Dive Brief:

  • Global Market Insights released a report Monday estimating that the lithium-ion (li-ion) battery global market size will exceed $60 billion by 2024.
  • The report tracks various li-ion chemistries, touting the batteries for their “better capacity, longer lifecycle, and improved efficiency when compared to available alternatives.”
  • Bloomberg New Energy Finance (BNEF) raised its forecast for li-ion batteries last November, due to prices declining faster than expected. BNEF estimates $61 billion will be invested in li-ion between 2017 and 2024, Logan Goldie-Scot, head of energy storage at BNEF, emailed Utility Dive.

Dive Insight:

Li-ion has been taking off due to the ease of availability, high energy density of the batteries and their longer discharge cycles, according to the Global Market Insights report. Beyond electric vehicles and energy storage, the U.S. market will see changes due to the “growing adoption of smart devices coupled with [a] shift toward digitization across industrial and healthcare sector[s],” according to the report’s summary.

BNEF estimates the 2024 annual investment will be approximately $13 billion, more than doubling the roughly $5 billion annual investment in 2018, Goldie-Scot said.

Automotive applications of li-ion are outpacing energy storage applications, the report notes, crediting electric vehicle adoption and government initiatives promoting “sustainable energy utilization.”

The increasing adoption of automotive uses for the batteries are “what’s driving the cost reductions and making it more feasible to use that technology for grid applications,” David Hart, senior fellow at the Information Technology and Innovation Foundation, told Utility Dive.

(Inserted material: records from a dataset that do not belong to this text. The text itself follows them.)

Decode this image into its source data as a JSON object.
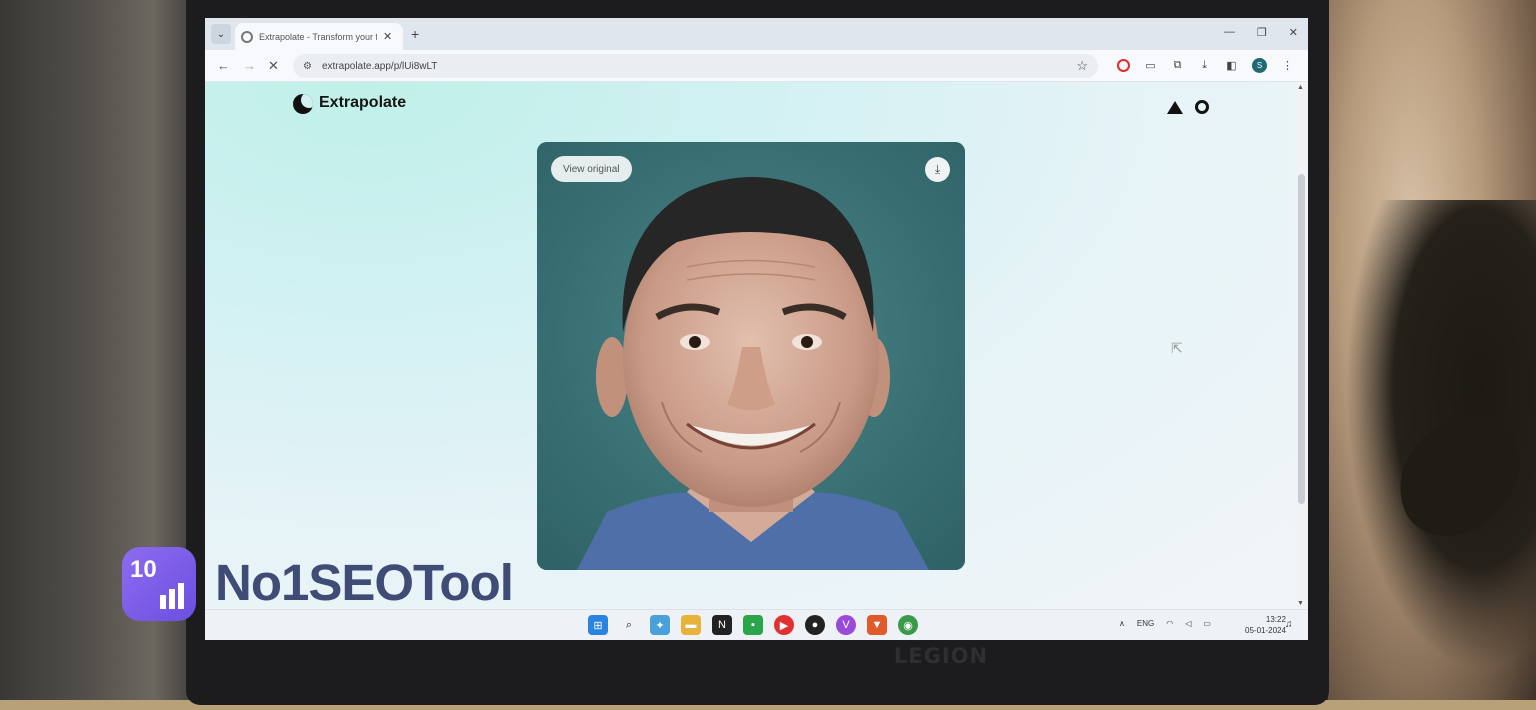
{
  "browser": {
    "tab_title": "Extrapolate - Transform your fa",
    "url": "extrapolate.app/p/lUi8wLT",
    "profile_initial": "S",
    "new_tab_label": "+"
  },
  "app": {
    "logo_text": "Extrapolate",
    "view_original_label": "View original",
    "download_icon_glyph": "⤓",
    "icons": [
      "vercel-icon",
      "github-icon"
    ]
  },
  "taskbar": {
    "language": "ENG",
    "time": "13:22",
    "date": "05-01-2024"
  },
  "watermark": {
    "text": "No1SEOTool",
    "logo_text": "10"
  },
  "laptop": {
    "brand": "LEGION"
  },
  "colors": {
    "photo_background": "#3d7478",
    "watermark_text": "#3e4c76",
    "watermark_logo": "#7a5cea"
  }
}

“The experts that we’ve talked to have raised concerns that there may be some limits in terms of cost reduction, and kind of the best case scenario for lithium-ion is still going to fall short of potentially important grid applications, particularly the long-duration applications,” Hart said.

While some believe that li-ion technology can meet a niche between short-term and long-term duration, the technology is not expected to cover more than a day of storage.

“We’re thinking about policies that would allow these technologies to develop … without getting in the way of continued rapid development of lithium-ion,” Hart said.

The Global Market Insights report projects the energy storage and automotive li-ion markets more than doubling between 2016 and 2024.

China, which has enacted policies to generate electric vehicle demand, is expected to lead in li-ion production.

“On the supply side, I don’t think there’s any doubt that China is going to be the majority of production capacity,” Hart said. The question is whether the country will have an imperative to export.

Hart noted that the li-ion battery market could go the way of the solar panel market, when “the Chinese just flooded the market and wiped everybody else out in terms of production.” However, unlike solar panels, li-ion batteries already have a large internal market, he added.